If you don’t have an emergency fund, now could be a good time to start one. You should aim to contribute money each month until you have at least $1000 in there. Whenever you dip into your emergency fund, start putting money back in there to top it back up. Alternatively, you could just keep putting money in each month.
Can you take out a payment plan?
You may be able to cover the cost of home repairs by taking out a payment plan. Certain repair services may offer the option to pay for repairs in installments over several months. Such plans often don’t have any interest providing that you pay them on time, making them a better alternative to a loan.
It’s worth shopping around for local services that offer this option. It will mainly be larger companies that are able to offer payment plans – smaller companies are unlikely to be able to provide this.
Should you take out a loan?
Borrowing money is the least preferable option, but there may be times when it’s the only option. Very expensive major repairs will often need to be funded with a loan. There are several types of loan that you can consider.
The first option is to take out a personal loan for home improvements (sometimes called a home improvement loan) from a bank or a private lender. Your ability to take out such a loan will usually be based on your credit score. Interest rates can be high for such loans if you don’t have a good credit score so be wary.
Another option could be to refinance your mortgage. This involves approaching another mortgage lender and taking out a new mortgage to pay off your existing one while also paying off the cost of repairs. Refinancing a mortgage could be worthwhile if your current mortgage rates are unfavorable, allowing you to shop around for lower monthly payments or lower interest. You may however have to pay an early exit charge on your existing mortgage, which is worth weighing up.

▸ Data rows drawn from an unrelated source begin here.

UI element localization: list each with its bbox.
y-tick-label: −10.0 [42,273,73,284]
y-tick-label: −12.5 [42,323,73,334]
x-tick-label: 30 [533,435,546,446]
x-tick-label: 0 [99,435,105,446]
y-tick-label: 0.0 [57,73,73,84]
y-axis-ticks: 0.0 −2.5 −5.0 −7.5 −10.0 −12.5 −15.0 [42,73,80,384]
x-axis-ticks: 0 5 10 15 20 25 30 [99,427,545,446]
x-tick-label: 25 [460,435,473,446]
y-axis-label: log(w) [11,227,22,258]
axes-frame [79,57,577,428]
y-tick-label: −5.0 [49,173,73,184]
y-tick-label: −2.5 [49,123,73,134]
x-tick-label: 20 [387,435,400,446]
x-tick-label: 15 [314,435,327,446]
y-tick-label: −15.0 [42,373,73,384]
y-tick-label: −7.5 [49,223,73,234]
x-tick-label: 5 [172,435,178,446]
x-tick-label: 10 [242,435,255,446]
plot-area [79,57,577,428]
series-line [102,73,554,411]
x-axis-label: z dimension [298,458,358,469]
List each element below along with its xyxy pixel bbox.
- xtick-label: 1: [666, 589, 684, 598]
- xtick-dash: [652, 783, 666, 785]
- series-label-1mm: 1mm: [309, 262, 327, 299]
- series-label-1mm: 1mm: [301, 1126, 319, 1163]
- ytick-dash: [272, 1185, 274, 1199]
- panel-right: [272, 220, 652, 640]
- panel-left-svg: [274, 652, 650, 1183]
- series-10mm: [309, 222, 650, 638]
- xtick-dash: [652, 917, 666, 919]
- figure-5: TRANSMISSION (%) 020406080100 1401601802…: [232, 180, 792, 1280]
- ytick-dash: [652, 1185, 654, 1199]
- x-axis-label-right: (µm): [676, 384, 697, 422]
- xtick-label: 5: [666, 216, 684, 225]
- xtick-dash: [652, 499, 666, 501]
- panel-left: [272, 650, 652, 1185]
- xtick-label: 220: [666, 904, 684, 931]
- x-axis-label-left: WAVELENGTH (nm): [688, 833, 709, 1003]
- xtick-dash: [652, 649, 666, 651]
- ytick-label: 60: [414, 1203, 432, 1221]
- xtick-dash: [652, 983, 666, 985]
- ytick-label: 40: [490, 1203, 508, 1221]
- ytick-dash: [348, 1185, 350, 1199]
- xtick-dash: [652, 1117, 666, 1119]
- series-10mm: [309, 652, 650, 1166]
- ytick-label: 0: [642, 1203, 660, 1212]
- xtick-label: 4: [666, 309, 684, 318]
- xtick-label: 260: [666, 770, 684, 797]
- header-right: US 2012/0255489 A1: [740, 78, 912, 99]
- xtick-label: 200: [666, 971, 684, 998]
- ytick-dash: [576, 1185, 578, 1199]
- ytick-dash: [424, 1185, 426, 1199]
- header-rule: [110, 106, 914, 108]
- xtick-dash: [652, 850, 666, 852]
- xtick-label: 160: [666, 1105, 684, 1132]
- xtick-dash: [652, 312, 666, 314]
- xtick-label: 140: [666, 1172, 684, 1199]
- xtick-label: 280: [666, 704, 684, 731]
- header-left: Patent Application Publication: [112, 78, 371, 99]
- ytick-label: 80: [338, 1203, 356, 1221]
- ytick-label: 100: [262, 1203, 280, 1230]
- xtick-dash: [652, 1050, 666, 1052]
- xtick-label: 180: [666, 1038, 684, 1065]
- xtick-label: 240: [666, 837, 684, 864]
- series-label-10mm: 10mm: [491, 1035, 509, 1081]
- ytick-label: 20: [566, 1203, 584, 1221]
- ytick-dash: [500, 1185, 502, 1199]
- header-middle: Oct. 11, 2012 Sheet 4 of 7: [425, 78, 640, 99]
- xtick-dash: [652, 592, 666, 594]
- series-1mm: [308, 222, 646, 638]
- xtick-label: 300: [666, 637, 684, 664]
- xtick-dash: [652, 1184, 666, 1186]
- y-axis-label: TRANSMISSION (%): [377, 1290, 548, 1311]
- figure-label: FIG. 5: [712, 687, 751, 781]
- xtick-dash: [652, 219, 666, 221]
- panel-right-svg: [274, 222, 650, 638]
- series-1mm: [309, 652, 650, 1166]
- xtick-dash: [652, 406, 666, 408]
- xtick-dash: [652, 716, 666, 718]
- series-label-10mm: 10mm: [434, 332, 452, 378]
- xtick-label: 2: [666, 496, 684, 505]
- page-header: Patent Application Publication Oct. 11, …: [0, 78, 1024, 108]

Instead of taking out a new mortgage, you may be able to borrow from your existing lender and simply extend your existing mortgage. This could be a good option if your current mortgage rates are favorable or if the exit charge is too high. Extending your mortgage may not require a good credit score as you can simply use your home as collateral.
For cheaper repairs, you may just be able to pay by credit card. This could prevent you taking out a new loan or adding to your existing mortgage. In most cases, you should avoid maxing out a credit card just to pay for repairs.